Arkansas' State Supreme Court is also currently considering a challenge to the state's same-sex marriage ban. The justices will decide whether to uphold Pulaski County Circuit Judge Chris Piazza's ruling which struck down the Natural State's marriage ban or to find in favor of the state and reverse that decision. Piazza's ruling made it possible for 541 same-sex couples to say "I do" earlier this year until the state Supreme Court intervened and ordered the marriages to cease until it could review the matter.
The full ruling of the federal District Court can be found here.  Here are some highlights from the opinion:



This Court acknowledges that some courts have recently concluded that  Baker  is still  binding precedent.   See, e.g.,  DeBoer, 2014 WL 5748990. This Court determines that the Sixth Circuit’s reasoning is not as persuasive on this point as that of the Fourth, Seventh, Ninth, and Tenth Circuits. . . . it is difficult to reconcile the Supreme Court’s statement in Windsor  that the Constitution protects the moral and sexual choices of homosexual couples, Windsor, 133 S. Ct. at 2694, with the idea that state laws prohibiting same-sex marriage do not present a substantial federal question.  For the foregoing reasons,  Baker does not bar the Court from reaching the merits of plaintiffs’ claims. 


[T]he drafters of the Fifth and Fourteenth Amendments “knew times can blind us to certain truths and later generations can see that laws once thought necessary and proper in fact serve only to oppress.
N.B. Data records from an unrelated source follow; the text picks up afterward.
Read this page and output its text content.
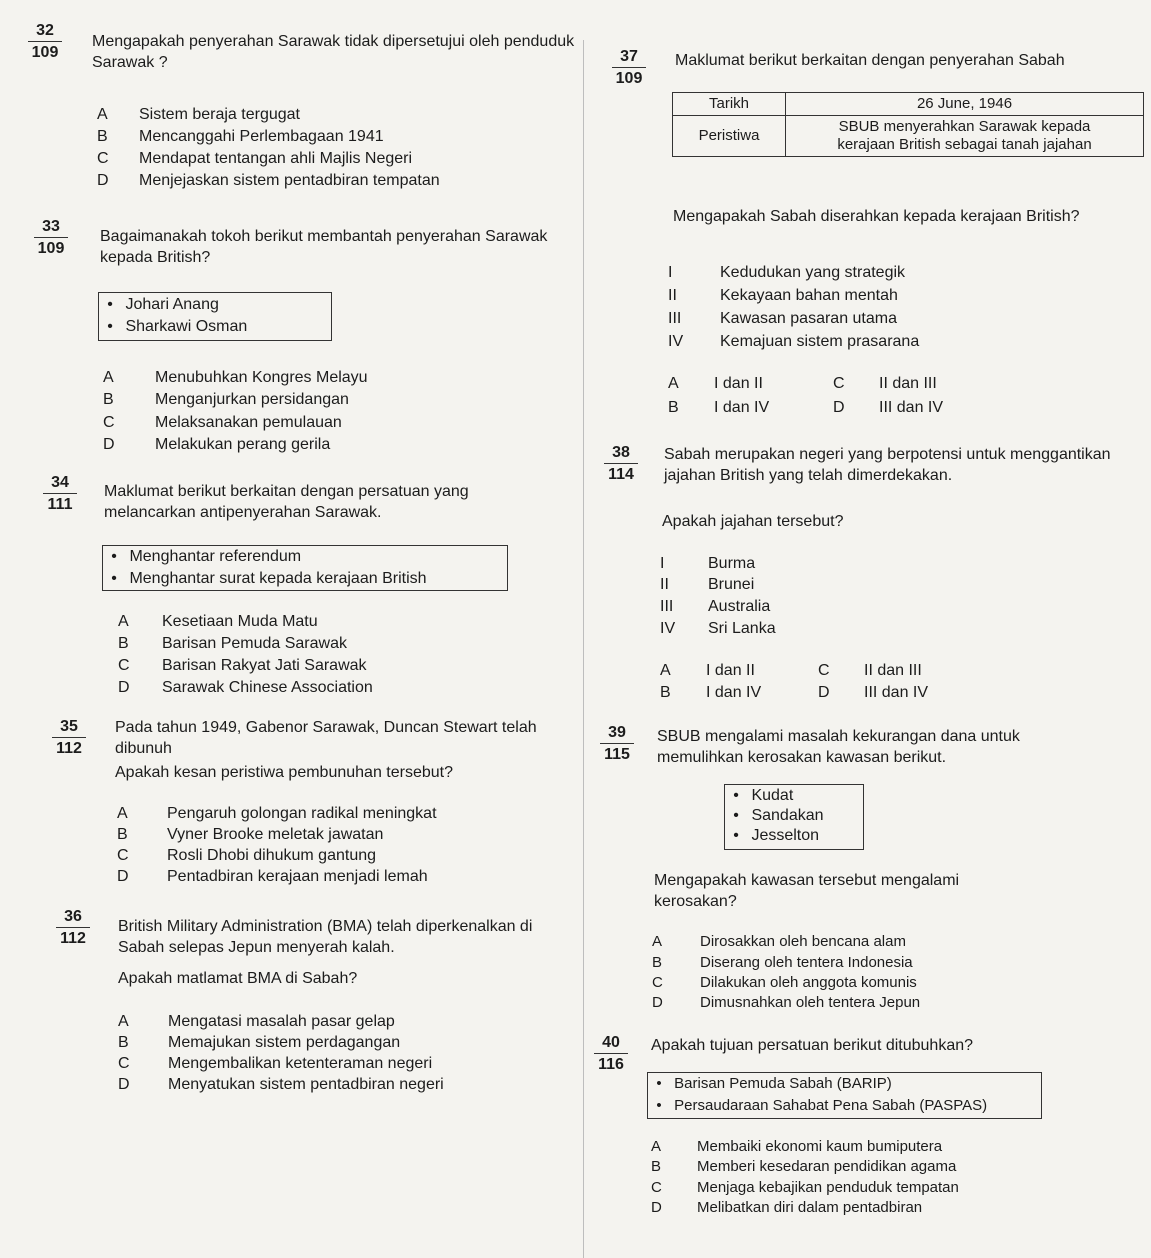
32
109
Mengapakah penyerahan Sarawak tidak dipersetujui oleh penduduk Sarawak ?
A Sistem beraja tergugat
B Mencanggahi Perlembagaan 1941
C Mendapat tentangan ahli Majlis Negeri
D Menjejaskan sistem pentadbiran tempatan
33
109
Bagaimanakah tokoh berikut membantah penyerahan Sarawak kepada British?
• Johari Anang
• Sharkawi Osman
A	Menubuhkan Kongres Melayu
B	Menganjurkan persidangan
C	Melaksanakan pemulauan
D	Melakukan perang gerila
34
111
Maklumat berikut berkaitan dengan persatuan yang melancarkan antipenyerahan Sarawak.
• Menghantar referendum
• Menghantar surat kepada kerajaan British
A Kesetiaan Muda Matu
B Barisan Pemuda Sarawak
C Barisan Rakyat Jati Sarawak
D Sarawak Chinese Association
35
112
Pada tahun 1949, Gabenor Sarawak, Duncan Stewart telah dibunuh
Apakah kesan peristiwa pembunuhan tersebut?
A Pengaruh golongan radikal meningkat
B Vyner Brooke meletak jawatan
C Rosli Dhobi dihukum gantung
D Pentadbiran kerajaan menjadi lemah
36
112
British Military Administration (BMA) telah diperkenalkan di Sabah selepas Jepun menyerah kalah.
Apakah matlamat BMA di Sabah?
A Mengatasi masalah pasar gelap
B Memajukan sistem perdagangan
C Mengembalikan ketenteraman negeri
D Menyatukan sistem pentadbiran negeri
37
109
Maklumat berikut berkaitan dengan penyerahan Sabah
Tarikh	26 June, 1946
Peristiwa	SBUB menyerahkan Sarawak kepada
kerajaan British sebagai tanah jajahan
Mengapakah Sabah diserahkan kepada kerajaan British?
I	Kedudukan yang strategik
II	Kekayaan bahan mentah
III Kawasan pasaran utama
IV Kemajuan sistem prasarana
A I dan II	C II dan III
B I dan IV	D III dan IV
38
114
Sabah merupakan negeri yang berpotensi untuk menggantikan jajahan British yang telah dimerdekakan.
Apakah jajahan tersebut?
I	Burma
II Brunei
III Australia
IV Sri Lanka
A I dan II	C II dan III
B I dan IV	D III dan IV
39
115
SBUB mengalami masalah kekurangan dana untuk memulihkan kerosakan kawasan berikut.
• Kudat
• Sandakan
• Jesselton
Mengapakah kawasan tersebut mengalami kerosakan?
A	Dirosakkan oleh bencana alam
B	Diserang oleh tentera Indonesia
C Dilakukan oleh anggota komunis
D Dimusnahkan oleh tentera Jepun
40
116
Apakah tujuan persatuan berikut ditubuhkan?
• Barisan Pemuda Sabah (BARIP)
• Persaudaraan Sahabat Pena Sabah (PASPAS)
A Membaiki ekonomi kaum bumiputera
B Memberi kesedaran pendidikan agama
C Menjaga kebajikan penduduk tempatan
D Melibatkan diri dalam pentadbiran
As the Constitution endures, persons in every generation can invoke its principles in their own search for greater freedom.”   Lawrence, 539 U.S. at 579.  Accordingly, this Court finds that the Jernigans and Austins have adequately described their asserted right to marry. Directed by Supreme Court and Eighth Circuit  precedents, this Court concludes that the right to marry is a fundamental right.

This Court finds that the Arkansas marriage laws at issue here overstep this constitutional limit. The Due Process Clause prevents the government from infringing upon a fundamental right “unless the infringement is narrowly tailored to serve a compelling state interest.”   Reno, 507 U.S. at 302. Likewise, under the Equal Protection Clause, if a state makes a classification that “impinge[s] upon the exercise of a fundamental right,” then the state must “demonstrate that its classification has been precisely tailored to serve a compelling governmental interest.”
Plyler v. Doe, 457 U.S. 202, 217 (1982).

Defendants’ other rationales focus on connections between marriage and  procreation and the interests of children. These rationales run afoul of the basic tenets of the state’s marriage system, one that does not distinguish procreative from non-procreative couples. Further, the Supreme Court has held that married couples have a right not to procreate and that the Constitution protects the right of individuals to marry regardless of their ability or desire to  procreate, including those who are elderly, infertile, and incarcerated.

This Court finds that the principal purpose of Amendment 83 and the challenged statutes “is to impose inequality, not for other reasons like governmental efficiency.”  Windsor, 133 S. Ct. at 2694. Amendment 83 of the Arkansas Constitution and Arkansas Code Annotated §§ 9-11-107, 9-11-109, and 9-11-208 unconstitutionally deny consenting adult same-sex couples their fundamental right to marry in violation of the Due Process Clause and the Equal Protection Clause of the Fourteenth Amendment to the United States Constitution.